If your personal data are processed on the basis of legitimate interests pursuant to Art. 6 para. 1 sentence 1 lit. f DSGVO, you have the right to object to the processing of your personal data pursuant to Art. 21 DSGVO, if there are reasons for doing so that arise from your particular situation or if the objection is directed against direct advertising. In the latter case, you have a general right of objection, which will be implemented by us without indicating a special situation.
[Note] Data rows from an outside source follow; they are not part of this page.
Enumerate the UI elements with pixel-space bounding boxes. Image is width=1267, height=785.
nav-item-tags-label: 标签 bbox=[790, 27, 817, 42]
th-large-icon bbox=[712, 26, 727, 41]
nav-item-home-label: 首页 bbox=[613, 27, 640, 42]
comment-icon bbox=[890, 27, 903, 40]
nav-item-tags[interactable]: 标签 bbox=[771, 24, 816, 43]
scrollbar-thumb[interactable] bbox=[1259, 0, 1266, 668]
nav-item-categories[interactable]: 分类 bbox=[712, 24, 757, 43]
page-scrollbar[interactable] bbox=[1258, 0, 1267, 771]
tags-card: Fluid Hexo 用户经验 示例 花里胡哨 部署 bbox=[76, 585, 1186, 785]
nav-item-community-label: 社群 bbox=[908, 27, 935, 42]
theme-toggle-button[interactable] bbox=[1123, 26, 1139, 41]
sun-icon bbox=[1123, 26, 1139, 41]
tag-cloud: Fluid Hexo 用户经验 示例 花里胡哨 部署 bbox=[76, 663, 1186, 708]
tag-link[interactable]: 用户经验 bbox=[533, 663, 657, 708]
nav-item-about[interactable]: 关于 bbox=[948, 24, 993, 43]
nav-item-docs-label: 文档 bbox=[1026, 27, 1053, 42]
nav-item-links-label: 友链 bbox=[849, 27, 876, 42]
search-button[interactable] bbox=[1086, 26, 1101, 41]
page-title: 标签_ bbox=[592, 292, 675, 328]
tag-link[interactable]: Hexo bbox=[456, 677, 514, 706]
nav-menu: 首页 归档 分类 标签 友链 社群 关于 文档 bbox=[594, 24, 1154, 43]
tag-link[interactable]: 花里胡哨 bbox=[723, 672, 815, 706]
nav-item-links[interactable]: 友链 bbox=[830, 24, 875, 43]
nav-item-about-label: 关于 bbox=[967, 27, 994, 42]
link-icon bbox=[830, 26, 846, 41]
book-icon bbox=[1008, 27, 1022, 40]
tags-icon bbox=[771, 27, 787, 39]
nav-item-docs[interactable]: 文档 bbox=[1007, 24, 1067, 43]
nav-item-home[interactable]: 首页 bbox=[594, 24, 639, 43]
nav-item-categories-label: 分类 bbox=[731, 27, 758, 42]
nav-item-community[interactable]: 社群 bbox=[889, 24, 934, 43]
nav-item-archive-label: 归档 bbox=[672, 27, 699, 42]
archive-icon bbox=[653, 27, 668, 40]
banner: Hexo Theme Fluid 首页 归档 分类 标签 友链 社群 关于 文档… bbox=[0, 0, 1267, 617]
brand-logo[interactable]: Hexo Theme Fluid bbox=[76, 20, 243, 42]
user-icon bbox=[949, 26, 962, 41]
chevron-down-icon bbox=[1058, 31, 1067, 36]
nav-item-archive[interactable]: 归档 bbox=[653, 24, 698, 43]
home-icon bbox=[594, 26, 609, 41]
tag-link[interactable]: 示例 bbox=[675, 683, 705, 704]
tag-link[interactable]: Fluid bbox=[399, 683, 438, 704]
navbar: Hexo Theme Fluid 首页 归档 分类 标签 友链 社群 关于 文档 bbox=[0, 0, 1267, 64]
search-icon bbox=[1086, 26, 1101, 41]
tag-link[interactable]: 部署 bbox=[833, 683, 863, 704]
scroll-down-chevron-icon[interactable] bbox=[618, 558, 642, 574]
If you wish to exercise your right of revocation or objection, simply send an e-mail to: tech@bellabona.com

10. Data security

We use the common SSL (Secure Socket Layer) method in connection with the highest encryption level supported by your browser. As a rule, this is a 256-bit encryption. If your browser does not support 256-bit encryption, we use 128-bit v3 technology instead. You can tell whether an individual page of our website is being transmitted in encrypted form by the closed display of the key or lock symbol in the lower status bar of your browser.

We also use suitable technical and organisational security measures to protect your data against accidental or deliberate manipulation, partial or complete loss, destruction or unauthorised access by third parties. Our security measures are continuously improved in line with technological developments.

11. Topicality and amendment of this data protection declaration

This privacy policy is currently valid and has the status Jan. 2020.It may become necessary to amend this data protection declaration as a result of the further development of our website and offers above or due to changes in legal or official requirements. The current data protection declaration can be viewed at any time on our website.